港町ヨコハマ異人館の秘密:山崎洋子著のレビューです。
人力車を引いて横浜をかけめぐるおりんの周りはミステリーがいっぱい
本格的なミステリーを期待しちゃうとちょっと拍子抜けしてしまうけれども、
YAミステリーということで、若い娘が友達のためになんとか力になろうと
舞台である横浜を活き活きと駆け巡る様子が楽しめる。
明治38年関東大震災前の横浜はもっとも華やいでいた時期だという。
いつかは外国へ行ってみたいと、地元のミッションスクールに通う
おりんは、夜は家業である車夫の恰好をし、人力車を引いて横浜を
駆け回っている。
ある日、彼女はドレスを着て飛び降り自殺をしようとする同級生の喜美を
目撃し、助けることに。
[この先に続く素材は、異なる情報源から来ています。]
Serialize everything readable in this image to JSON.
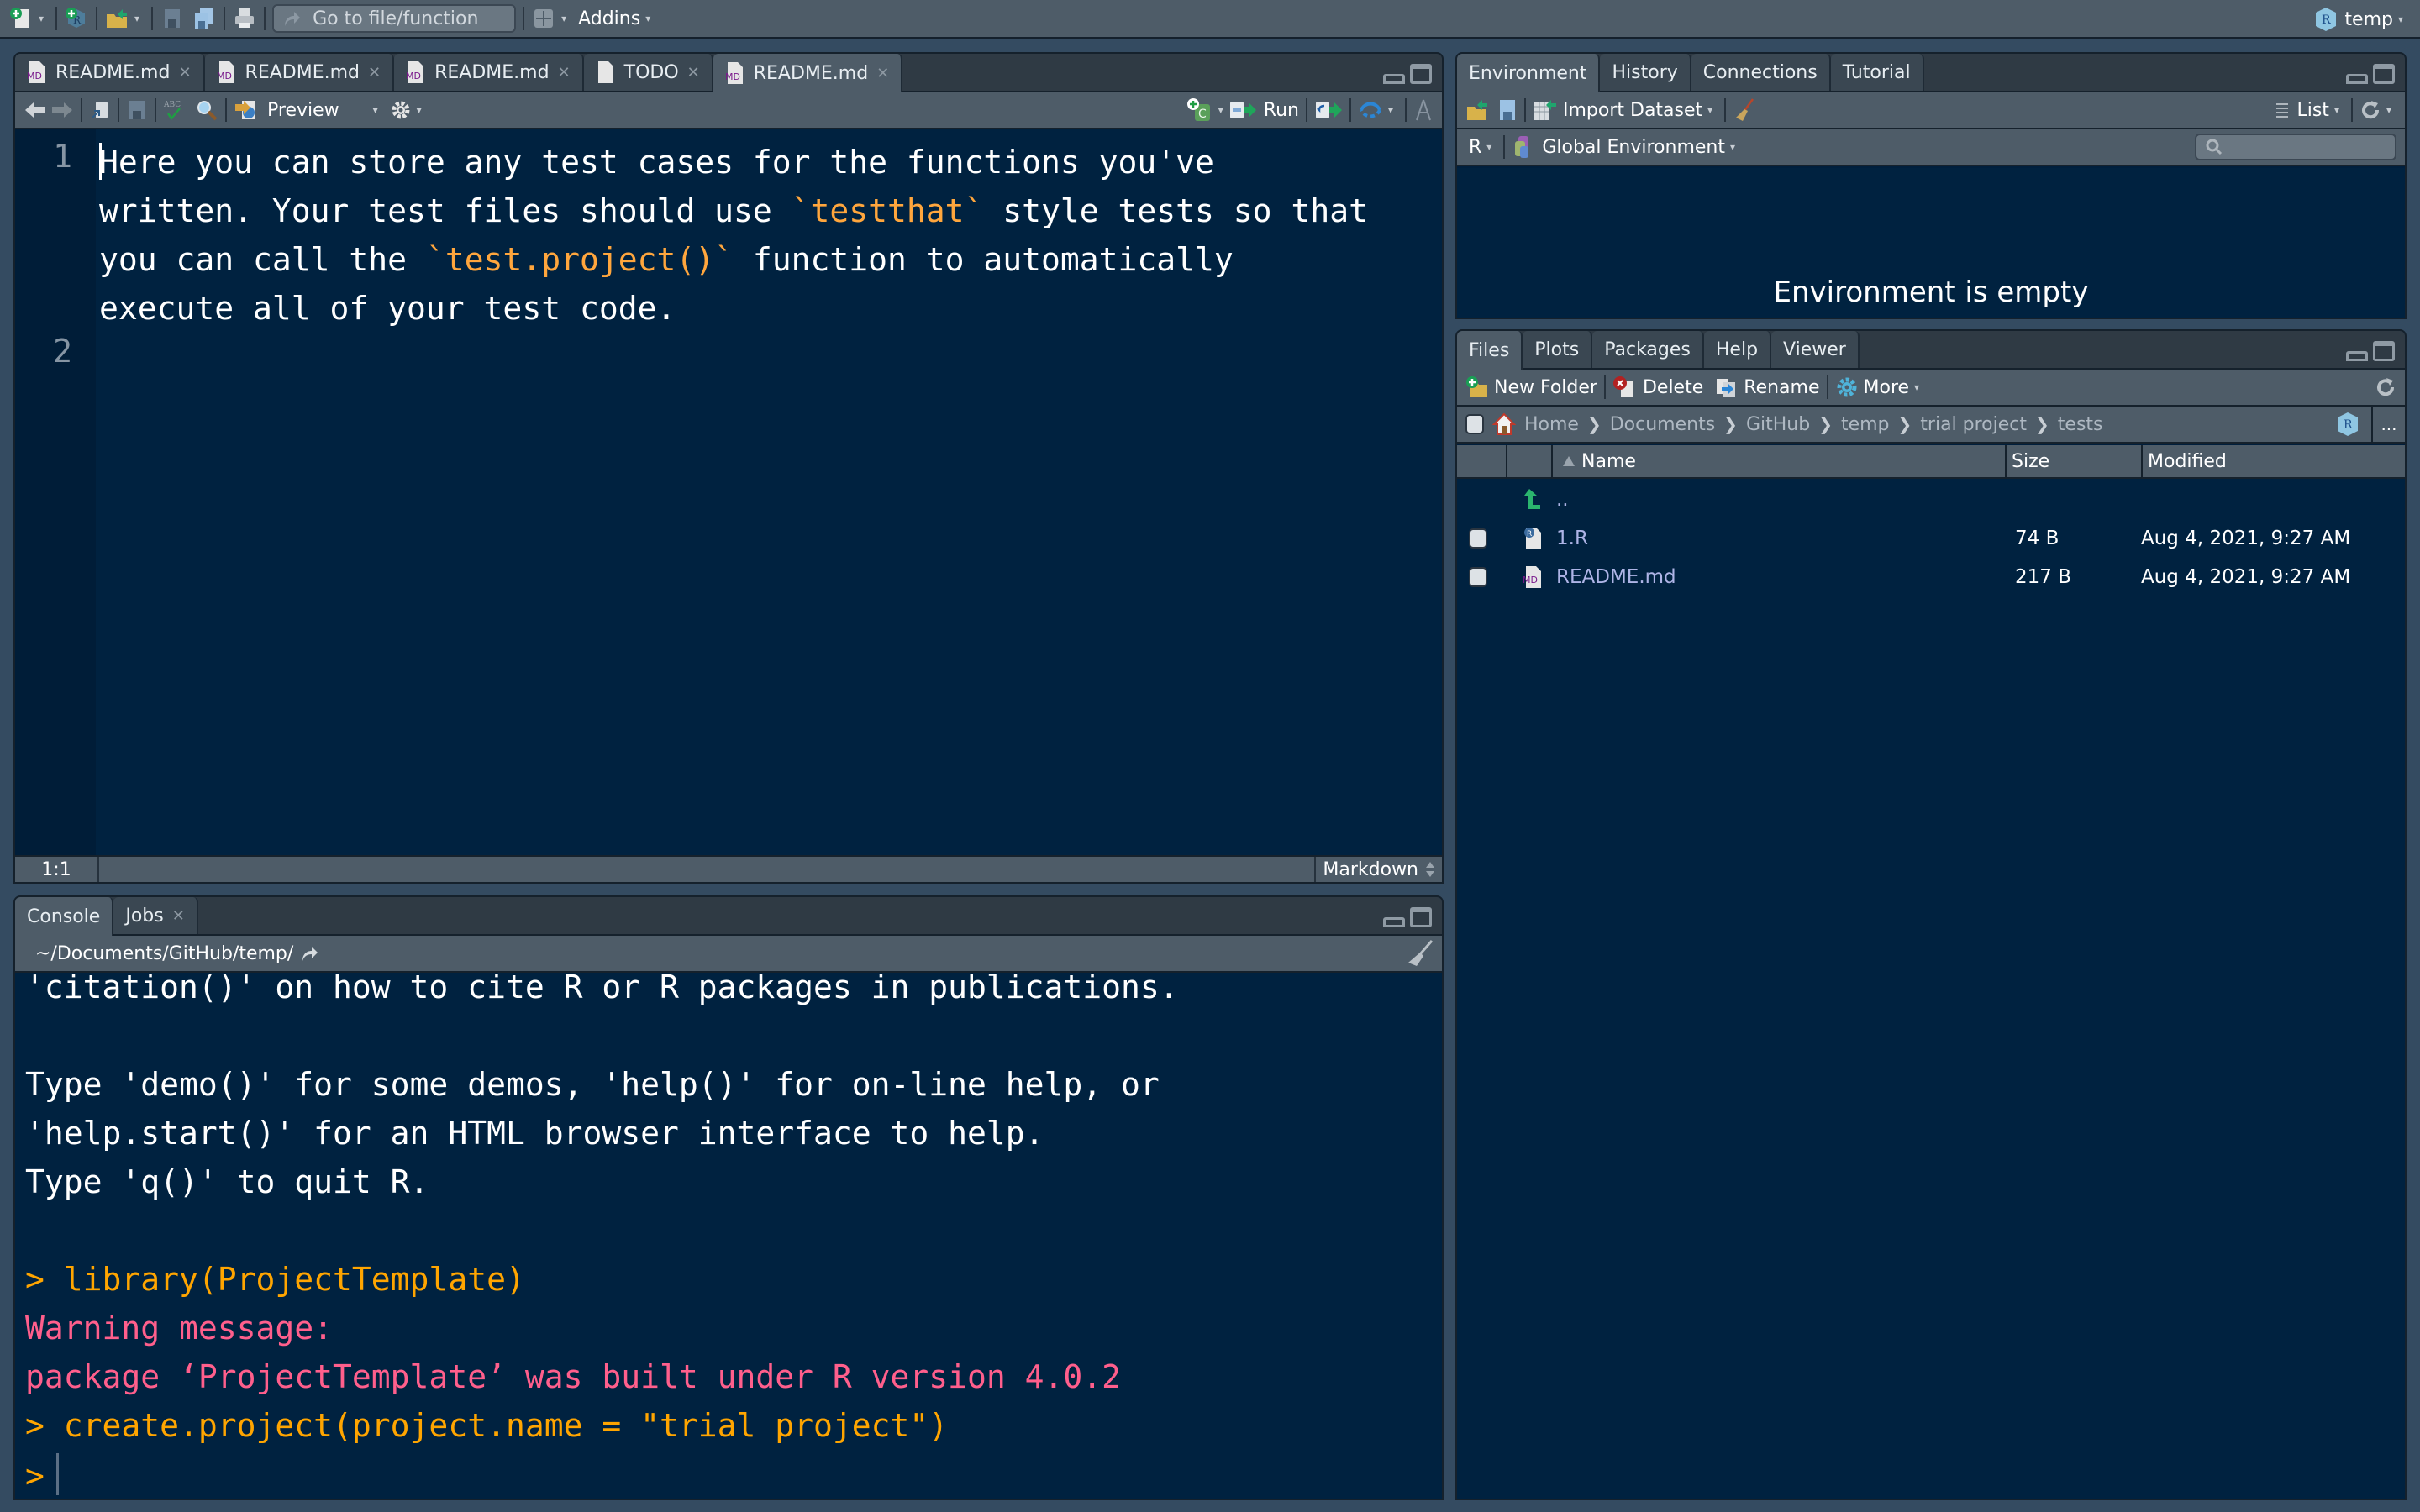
{
  "main_toolbar": {
    "goto_placeholder": "Go to file/function",
    "addins_label": "Addins",
    "project_label": "temp"
  },
  "editor": {
    "tabs": [
      {
        "label": "README.md",
        "icon": "md-file-icon",
        "active": false
      },
      {
        "label": "README.md",
        "icon": "md-file-icon",
        "active": false
      },
      {
        "label": "README.md",
        "icon": "md-file-icon",
        "active": false
      },
      {
        "label": "TODO",
        "icon": "text-file-icon",
        "active": false
      },
      {
        "label": "README.md",
        "icon": "md-file-icon",
        "active": true
      }
    ],
    "toolbar": {
      "preview_label": "Preview",
      "run_label": "Run"
    },
    "lines": [
      {
        "number": "1",
        "segments": [
          {
            "text": "Here you can store any test cases for the functions you've\nwritten. Your test files should use ",
            "hl": false
          },
          {
            "text": "`testthat`",
            "hl": true
          },
          {
            "text": " style tests so that\nyou can call the ",
            "hl": false
          },
          {
            "text": "`test.project()`",
            "hl": true
          },
          {
            "text": " function to automatically\nexecute all of your test code.",
            "hl": false
          }
        ]
      },
      {
        "number": "2",
        "segments": []
      }
    ],
    "status": {
      "cursor_position": "1:1",
      "file_type": "Markdown"
    }
  },
  "console": {
    "tabs": [
      {
        "label": "Console",
        "active": true
      },
      {
        "label": "Jobs",
        "active": false,
        "closable": true
      }
    ],
    "working_dir": "~/Documents/GitHub/temp/",
    "lines": [
      {
        "text": "'citation()' on how to cite R or R packages in publications.",
        "type": "output"
      },
      {
        "text": "",
        "type": "output"
      },
      {
        "text": "Type 'demo()' for some demos, 'help()' for on-line help, or",
        "type": "output"
      },
      {
        "text": "'help.start()' for an HTML browser interface to help.",
        "type": "output"
      },
      {
        "text": "Type 'q()' to quit R.",
        "type": "output"
      },
      {
        "text": "",
        "type": "output"
      },
      {
        "text": "> library(ProjectTemplate)",
        "type": "command"
      },
      {
        "text": "Warning message:",
        "type": "warning"
      },
      {
        "text": "package ‘ProjectTemplate’ was built under R version 4.0.2",
        "type": "warning"
      },
      {
        "text": "> create.project(project.name = \"trial project\")",
        "type": "command"
      }
    ],
    "prompt": ">"
  },
  "environment": {
    "tabs": [
      {
        "label": "Environment",
        "active": true
      },
      {
        "label": "History",
        "active": false
      },
      {
        "label": "Connections",
        "active": false
      },
      {
        "label": "Tutorial",
        "active": false
      }
    ],
    "toolbar": {
      "import_label": "Import Dataset",
      "view_mode": "List"
    },
    "language": "R",
    "scope": "Global Environment",
    "search_placeholder": "",
    "empty_message": "Environment is empty"
  },
  "files": {
    "tabs": [
      {
        "label": "Files",
        "active": true
      },
      {
        "label": "Plots",
        "active": false
      },
      {
        "label": "Packages",
        "active": false
      },
      {
        "label": "Help",
        "active": false
      },
      {
        "label": "Viewer",
        "active": false
      }
    ],
    "toolbar": {
      "new_folder": "New Folder",
      "delete": "Delete",
      "rename": "Rename",
      "more": "More"
    },
    "breadcrumb": [
      "Home",
      "Documents",
      "GitHub",
      "temp",
      "trial project",
      "tests"
    ],
    "more_label": "...",
    "columns": {
      "name": "Name",
      "size": "Size",
      "modified": "Modified"
    },
    "parent_label": "..",
    "rows": [
      {
        "name": "1.R",
        "icon": "r-file-icon",
        "size": "74 B",
        "modified": "Aug 4, 2021, 9:27 AM"
      },
      {
        "name": "README.md",
        "icon": "md-file-icon",
        "size": "217 B",
        "modified": "Aug 4, 2021, 9:27 AM"
      }
    ]
  },
  "colors": {
    "editor_bg": "#002240",
    "chrome": "#4e5c68",
    "string_highlight": "#ffa63d",
    "console_command": "#ffa500",
    "console_warning": "#ff5f8c",
    "file_link": "#aeb4e6"
  }
}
なんでも喜美は「悪魔からの手紙」を受け取り
怯えながら過ごしていたという。
一体だれがこんなことを?そこには喜美の父親の不審な過去が・・・・。
お転婆で考えるよりも体が先に動いてしまうおりんは、
そんな喜美のことを気にかけ、事件の真相を探ろうと
自分の身の危険を冒してまでもあちこち動き回るのだ。
横浜が舞台だということで、ホテルニューグランドや
山手、元町、馬車道等々聞き慣れた場所も数多く登場し、
とても身近に感じさせられる。
話はやがて喜美が父親に再会し、一緒に住むということで
横浜を去ったという情報のみがおりんに届く。
が、おりんはその情報に疑いを持つ。
喜美は本当に横浜を去ったのだろうか?
真相は後半、思わぬ方向へと進む。
実際の地図が表紙裏に載っているのですが、
川で区切られた町からはのどかな雰囲気が伝わってくる。
人力車があった横浜とはどんな感じだったのだろうか?
当時、豪華ホテルと呼ばれていたニューグランドホテルが
残っていることが、唯一、おりんと私たちが時代を超えて
繋がっているような気がして、とても不思議な気分になった。